Normalde bir insanın yaradılış gereği düşünmesi, akletmesi, sorgulaması, bunun sonucundaysa akla ve mantığa yatmayan şeylere itiraz etmesi gerekirken, birçoğumuz konfor alanın da kalıp, güce teslim olmuş bir şekilde pragmatist davranmayı tercih ediyoruz. Buda yetmezmiş gibi; güçlüyü övüyor, zayıfı eziyor, buna tepki gösterip tenkit edeniyse ya hain, ya düşman, ya suçlu, ya da cahil ilan ediliyoruz.
Maalesef bizler millet ve kültürel olarak öz eleştiriyle tanışmamış, eleştiriye de kapalı bir toplumuz. Kendimizi tam manasıyla göremiyor, kör noktamızdaysa gönül kırarak insan tüketiyoruz.
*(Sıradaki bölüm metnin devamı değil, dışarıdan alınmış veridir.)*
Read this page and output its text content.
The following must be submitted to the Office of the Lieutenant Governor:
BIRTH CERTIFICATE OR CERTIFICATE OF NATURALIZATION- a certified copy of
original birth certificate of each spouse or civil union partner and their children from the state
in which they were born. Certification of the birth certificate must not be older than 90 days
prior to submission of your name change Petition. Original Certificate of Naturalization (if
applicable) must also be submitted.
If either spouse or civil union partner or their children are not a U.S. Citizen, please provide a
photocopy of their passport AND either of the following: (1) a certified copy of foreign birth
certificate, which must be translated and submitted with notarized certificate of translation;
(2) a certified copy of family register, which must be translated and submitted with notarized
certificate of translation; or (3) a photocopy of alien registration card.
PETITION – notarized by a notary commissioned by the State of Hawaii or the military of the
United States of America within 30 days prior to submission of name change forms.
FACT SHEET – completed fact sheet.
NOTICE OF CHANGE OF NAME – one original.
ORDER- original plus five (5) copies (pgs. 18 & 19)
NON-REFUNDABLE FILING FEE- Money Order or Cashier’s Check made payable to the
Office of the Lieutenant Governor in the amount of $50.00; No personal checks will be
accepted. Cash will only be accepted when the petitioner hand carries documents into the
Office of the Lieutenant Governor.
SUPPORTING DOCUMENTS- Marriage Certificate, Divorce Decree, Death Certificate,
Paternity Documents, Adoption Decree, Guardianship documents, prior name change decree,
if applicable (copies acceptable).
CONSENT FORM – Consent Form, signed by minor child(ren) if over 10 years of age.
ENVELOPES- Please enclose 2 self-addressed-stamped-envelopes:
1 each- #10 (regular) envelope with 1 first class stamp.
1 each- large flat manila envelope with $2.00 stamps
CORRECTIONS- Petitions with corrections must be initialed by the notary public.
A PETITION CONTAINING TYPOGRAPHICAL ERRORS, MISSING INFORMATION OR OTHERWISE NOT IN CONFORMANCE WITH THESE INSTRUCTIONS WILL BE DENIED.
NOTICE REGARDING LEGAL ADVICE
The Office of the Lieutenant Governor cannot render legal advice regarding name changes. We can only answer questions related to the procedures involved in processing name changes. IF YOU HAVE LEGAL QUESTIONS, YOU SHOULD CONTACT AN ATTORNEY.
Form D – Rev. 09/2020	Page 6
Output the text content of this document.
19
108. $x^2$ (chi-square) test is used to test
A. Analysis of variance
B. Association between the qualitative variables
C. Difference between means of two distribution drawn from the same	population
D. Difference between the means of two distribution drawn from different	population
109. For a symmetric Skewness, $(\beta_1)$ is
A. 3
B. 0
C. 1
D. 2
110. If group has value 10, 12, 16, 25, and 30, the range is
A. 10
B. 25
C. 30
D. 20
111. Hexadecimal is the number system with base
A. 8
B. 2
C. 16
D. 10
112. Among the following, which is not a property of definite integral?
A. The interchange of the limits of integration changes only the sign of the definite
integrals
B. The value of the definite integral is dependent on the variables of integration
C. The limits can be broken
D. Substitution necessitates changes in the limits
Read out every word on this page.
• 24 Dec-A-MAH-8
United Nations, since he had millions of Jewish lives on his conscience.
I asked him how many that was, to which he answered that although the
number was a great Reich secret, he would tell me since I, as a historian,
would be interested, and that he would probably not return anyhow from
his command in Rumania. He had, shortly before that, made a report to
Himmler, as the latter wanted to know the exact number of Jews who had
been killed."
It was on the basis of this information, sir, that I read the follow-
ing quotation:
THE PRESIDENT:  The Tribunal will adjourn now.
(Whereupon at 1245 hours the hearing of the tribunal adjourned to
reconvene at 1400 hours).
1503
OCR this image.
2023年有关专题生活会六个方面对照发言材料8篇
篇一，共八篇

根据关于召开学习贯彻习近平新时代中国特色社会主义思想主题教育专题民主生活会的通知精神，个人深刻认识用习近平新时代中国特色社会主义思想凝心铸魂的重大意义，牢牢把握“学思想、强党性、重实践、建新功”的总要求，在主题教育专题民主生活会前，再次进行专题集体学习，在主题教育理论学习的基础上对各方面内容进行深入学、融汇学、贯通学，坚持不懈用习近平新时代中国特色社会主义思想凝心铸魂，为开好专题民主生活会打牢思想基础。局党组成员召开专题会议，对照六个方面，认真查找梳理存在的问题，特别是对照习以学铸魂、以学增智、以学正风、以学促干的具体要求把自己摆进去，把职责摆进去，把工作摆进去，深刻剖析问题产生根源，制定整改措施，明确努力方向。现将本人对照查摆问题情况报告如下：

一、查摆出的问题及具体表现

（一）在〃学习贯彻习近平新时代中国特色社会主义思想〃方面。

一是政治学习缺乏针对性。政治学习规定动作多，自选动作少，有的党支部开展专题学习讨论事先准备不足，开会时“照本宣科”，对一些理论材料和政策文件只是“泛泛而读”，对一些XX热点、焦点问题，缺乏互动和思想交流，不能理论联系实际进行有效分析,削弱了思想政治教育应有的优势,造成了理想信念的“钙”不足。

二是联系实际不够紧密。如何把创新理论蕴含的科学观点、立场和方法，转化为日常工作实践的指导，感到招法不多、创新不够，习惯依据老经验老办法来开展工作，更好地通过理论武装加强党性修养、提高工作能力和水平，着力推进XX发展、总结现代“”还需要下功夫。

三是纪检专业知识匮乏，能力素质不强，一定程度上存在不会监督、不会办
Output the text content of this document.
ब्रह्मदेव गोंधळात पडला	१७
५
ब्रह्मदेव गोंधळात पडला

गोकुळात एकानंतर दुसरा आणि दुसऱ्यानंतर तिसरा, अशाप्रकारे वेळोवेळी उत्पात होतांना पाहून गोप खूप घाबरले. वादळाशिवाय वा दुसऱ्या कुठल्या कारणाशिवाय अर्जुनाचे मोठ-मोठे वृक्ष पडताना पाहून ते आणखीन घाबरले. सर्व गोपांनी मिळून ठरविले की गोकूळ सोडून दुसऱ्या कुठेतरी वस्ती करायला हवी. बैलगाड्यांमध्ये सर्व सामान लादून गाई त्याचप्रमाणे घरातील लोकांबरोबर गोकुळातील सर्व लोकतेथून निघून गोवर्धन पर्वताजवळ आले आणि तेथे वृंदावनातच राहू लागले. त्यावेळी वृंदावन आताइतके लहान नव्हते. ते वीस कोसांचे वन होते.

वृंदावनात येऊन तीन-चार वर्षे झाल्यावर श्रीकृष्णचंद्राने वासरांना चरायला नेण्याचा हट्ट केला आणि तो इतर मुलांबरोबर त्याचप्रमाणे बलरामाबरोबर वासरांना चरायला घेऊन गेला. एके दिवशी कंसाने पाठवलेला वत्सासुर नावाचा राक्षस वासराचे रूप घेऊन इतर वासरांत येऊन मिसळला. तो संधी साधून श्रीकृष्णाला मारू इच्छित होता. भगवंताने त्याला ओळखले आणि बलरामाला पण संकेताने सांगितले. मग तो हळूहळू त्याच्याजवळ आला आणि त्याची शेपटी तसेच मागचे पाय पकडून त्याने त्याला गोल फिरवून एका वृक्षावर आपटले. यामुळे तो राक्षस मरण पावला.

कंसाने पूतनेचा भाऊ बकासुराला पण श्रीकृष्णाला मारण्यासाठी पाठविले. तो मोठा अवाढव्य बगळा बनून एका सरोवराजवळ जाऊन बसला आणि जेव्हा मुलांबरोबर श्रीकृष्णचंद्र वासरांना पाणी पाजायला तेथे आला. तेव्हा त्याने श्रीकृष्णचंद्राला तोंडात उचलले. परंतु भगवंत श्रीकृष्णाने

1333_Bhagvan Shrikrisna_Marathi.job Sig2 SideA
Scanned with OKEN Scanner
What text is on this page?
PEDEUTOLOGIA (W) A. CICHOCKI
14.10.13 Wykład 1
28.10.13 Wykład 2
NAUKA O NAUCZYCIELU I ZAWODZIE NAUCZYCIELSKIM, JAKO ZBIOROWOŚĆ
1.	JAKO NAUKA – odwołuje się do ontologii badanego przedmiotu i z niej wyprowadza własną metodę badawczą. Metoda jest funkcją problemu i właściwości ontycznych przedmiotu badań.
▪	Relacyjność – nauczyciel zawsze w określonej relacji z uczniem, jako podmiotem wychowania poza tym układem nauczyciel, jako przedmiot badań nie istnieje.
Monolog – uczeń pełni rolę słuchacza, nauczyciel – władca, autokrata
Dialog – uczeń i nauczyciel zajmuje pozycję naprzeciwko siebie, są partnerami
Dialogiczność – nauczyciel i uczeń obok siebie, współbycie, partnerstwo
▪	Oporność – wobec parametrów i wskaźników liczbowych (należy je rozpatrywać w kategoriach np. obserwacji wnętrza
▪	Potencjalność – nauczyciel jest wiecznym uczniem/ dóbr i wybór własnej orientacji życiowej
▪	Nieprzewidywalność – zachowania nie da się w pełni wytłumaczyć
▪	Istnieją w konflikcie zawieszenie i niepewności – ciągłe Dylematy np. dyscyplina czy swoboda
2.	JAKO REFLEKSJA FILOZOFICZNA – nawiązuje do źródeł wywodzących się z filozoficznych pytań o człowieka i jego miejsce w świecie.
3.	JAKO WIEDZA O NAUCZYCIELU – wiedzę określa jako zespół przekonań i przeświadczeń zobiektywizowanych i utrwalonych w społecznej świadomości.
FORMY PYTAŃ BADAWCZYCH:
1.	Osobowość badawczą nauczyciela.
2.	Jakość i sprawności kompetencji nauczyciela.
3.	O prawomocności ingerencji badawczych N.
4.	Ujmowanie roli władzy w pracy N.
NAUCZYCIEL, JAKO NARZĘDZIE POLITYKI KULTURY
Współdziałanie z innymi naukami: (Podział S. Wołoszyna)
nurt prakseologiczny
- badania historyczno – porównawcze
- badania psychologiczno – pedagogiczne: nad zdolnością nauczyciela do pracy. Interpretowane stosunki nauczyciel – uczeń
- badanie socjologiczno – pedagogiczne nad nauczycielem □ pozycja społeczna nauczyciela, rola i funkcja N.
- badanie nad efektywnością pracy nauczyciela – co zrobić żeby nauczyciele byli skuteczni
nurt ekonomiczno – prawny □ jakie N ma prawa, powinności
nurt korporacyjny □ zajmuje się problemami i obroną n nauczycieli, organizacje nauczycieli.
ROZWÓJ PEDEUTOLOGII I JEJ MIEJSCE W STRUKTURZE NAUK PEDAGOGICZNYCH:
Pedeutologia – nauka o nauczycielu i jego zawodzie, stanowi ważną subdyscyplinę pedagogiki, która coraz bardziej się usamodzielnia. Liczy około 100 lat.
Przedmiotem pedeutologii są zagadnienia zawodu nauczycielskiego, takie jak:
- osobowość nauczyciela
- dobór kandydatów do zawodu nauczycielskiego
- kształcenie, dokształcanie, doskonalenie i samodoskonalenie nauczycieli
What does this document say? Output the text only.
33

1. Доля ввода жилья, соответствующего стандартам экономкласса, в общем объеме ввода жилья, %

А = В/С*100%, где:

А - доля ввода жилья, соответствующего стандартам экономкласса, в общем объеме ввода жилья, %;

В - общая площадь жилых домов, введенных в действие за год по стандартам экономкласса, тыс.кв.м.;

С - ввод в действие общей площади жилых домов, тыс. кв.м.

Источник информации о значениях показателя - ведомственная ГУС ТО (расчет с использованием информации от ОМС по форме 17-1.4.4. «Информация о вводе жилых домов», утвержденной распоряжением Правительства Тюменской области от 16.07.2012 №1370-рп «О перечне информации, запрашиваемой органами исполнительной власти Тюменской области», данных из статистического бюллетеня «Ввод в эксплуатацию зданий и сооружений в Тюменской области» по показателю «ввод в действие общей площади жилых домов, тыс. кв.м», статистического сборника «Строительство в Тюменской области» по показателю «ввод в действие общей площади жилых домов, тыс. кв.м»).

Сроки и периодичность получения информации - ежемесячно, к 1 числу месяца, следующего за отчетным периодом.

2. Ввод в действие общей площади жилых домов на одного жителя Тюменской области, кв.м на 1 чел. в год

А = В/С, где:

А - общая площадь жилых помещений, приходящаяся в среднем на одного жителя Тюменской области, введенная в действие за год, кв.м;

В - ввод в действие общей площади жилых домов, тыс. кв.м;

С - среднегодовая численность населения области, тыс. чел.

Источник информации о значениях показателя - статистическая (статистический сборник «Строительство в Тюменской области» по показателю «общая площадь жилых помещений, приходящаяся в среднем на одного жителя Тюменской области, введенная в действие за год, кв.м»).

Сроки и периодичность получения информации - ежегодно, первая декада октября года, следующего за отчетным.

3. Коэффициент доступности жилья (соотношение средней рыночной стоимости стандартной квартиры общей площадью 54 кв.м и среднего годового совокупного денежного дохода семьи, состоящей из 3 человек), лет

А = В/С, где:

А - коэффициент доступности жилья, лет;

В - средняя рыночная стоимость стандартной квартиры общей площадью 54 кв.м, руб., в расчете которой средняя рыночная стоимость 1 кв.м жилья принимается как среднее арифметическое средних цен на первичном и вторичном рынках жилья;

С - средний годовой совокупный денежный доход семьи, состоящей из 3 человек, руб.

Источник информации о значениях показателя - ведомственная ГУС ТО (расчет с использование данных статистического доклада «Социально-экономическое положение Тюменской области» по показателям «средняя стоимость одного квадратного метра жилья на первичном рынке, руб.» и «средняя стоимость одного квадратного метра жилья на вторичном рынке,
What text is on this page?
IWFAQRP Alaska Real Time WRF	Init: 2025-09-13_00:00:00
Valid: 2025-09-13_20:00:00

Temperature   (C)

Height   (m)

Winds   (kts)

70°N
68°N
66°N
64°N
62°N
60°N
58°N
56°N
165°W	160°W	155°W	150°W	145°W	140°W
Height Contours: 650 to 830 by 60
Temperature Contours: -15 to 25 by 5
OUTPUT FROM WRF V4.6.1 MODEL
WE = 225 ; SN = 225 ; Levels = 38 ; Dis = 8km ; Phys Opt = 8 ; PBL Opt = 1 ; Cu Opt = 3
Yaradılıştan bahsetmişken bir de hata mevzusu var. Hata insana mahsustur ve bazen insan kendi hatasını görmez ya da görmek istemez. Görmek istemeyene bir şeyler anlatmaya çalışmak beyhude belki de kelime yorgunluğu. Ama görmek isteyeneyse eleştiri, bana beni yansıtan aynadır.
Evet, insanı yalnızlığa mahkûm eden en büyük etmenlerden biriside kendisine yanlışını söyleyecek hiç kimsenin etrafında kalmamasıdır. Oysaki mümin müminin aynasıdır, eleştirirken bile şahsiyet ve fikriyatı karıştırmadan görünmeyeni güven vererek yansıtmalıdır.
Son olarak üslubum beni yansıtır ve ben üslubumu sevdiklerim dahi olsa onların yanlış ya da hataları savunup gizlemek için değil, üslubumu iyiliği tebliğ, hakkı dile getirmek için doğru ve usulünce kullanmaya çalışırım.